I attended a writing workshop with author Matt Bell, hosted by Tin Roof Publishing, several years ago and was given Matt Bell’s book Refuse to be Done. He talked about writing in islands, meaning to write the scene that is in the front of the head, not the scene that is chronologically about to happen.
I’m not good at island writing. I really am much more of a chronological writer. But I have done the island hopping when I had a full draft and really knew which scenes needed to go where. And the experience was kind of amazing.
Island writing means that when I have my scene in mind, I know its setting, its texture that I just give myself permission to write it.
Island writing means that this is a scene that might not make it into the final draft. But its there for me to contemplate. Island writing means grabbing that scene and experiencing it and imbibing its presence.

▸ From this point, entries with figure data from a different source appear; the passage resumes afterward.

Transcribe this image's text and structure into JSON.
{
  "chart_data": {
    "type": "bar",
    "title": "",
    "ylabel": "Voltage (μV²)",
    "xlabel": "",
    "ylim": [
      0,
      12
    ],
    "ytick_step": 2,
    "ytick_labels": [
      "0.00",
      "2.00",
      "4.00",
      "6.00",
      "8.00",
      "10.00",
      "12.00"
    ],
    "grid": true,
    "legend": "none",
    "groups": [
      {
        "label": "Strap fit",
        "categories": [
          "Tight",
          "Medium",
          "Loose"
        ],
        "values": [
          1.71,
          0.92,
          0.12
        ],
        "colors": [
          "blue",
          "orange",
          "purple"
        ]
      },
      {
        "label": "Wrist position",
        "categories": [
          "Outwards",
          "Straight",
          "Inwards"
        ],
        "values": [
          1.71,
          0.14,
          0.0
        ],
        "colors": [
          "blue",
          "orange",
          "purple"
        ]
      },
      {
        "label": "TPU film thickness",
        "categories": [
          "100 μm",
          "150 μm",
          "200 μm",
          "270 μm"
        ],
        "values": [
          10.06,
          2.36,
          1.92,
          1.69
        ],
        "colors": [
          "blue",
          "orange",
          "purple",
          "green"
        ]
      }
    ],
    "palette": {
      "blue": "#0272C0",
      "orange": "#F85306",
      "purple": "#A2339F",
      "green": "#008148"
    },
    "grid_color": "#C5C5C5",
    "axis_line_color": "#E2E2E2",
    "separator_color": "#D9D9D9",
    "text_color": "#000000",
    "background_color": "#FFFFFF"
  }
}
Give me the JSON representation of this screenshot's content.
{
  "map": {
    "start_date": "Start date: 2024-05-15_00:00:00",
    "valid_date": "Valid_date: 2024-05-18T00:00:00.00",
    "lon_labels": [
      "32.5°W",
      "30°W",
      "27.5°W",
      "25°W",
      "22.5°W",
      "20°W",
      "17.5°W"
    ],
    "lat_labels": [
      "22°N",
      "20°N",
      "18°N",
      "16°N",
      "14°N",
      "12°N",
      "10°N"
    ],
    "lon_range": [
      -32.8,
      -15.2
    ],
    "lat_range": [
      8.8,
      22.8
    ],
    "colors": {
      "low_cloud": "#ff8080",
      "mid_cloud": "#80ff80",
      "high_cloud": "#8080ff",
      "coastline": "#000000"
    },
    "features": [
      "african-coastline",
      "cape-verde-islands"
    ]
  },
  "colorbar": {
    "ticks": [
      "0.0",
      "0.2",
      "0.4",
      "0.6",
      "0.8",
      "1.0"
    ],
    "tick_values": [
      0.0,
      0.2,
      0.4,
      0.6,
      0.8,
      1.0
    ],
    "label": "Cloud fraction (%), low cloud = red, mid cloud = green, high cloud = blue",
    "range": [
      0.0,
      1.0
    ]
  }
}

After writing the islands, Bell then said to write the bridges, the connective tissue. This is where I struggle. But I guess it’s about asking myself the route to take to the island. What is the island hoping to achieve and how will my character arrive there?
Bell gives fabulous advice: keep the character moving. If the character is in the same setting as before, make sure something new happens or something new is within the setting or I’m just repeating what has already happened.
Island writing is about trusting myself. Trust my characters. And trust my ability to revise. I have been holing myself up into not writing because I am intimidated by the concept of the final product: publication. But given that I’m not sending things out because I never feel confident in my ability, then publication isn’t the final product.
But this really is about trust. I am a good writer. And I have wonderful characters who bloom on the page and then walk with me and, at times, inhabit my dreams. I have to trust myself that I can script out the island and its conflict and its setting and its characters. And then I can walk the bridge that will connect my islands.
Trust. Trust the steps and the process. Trust.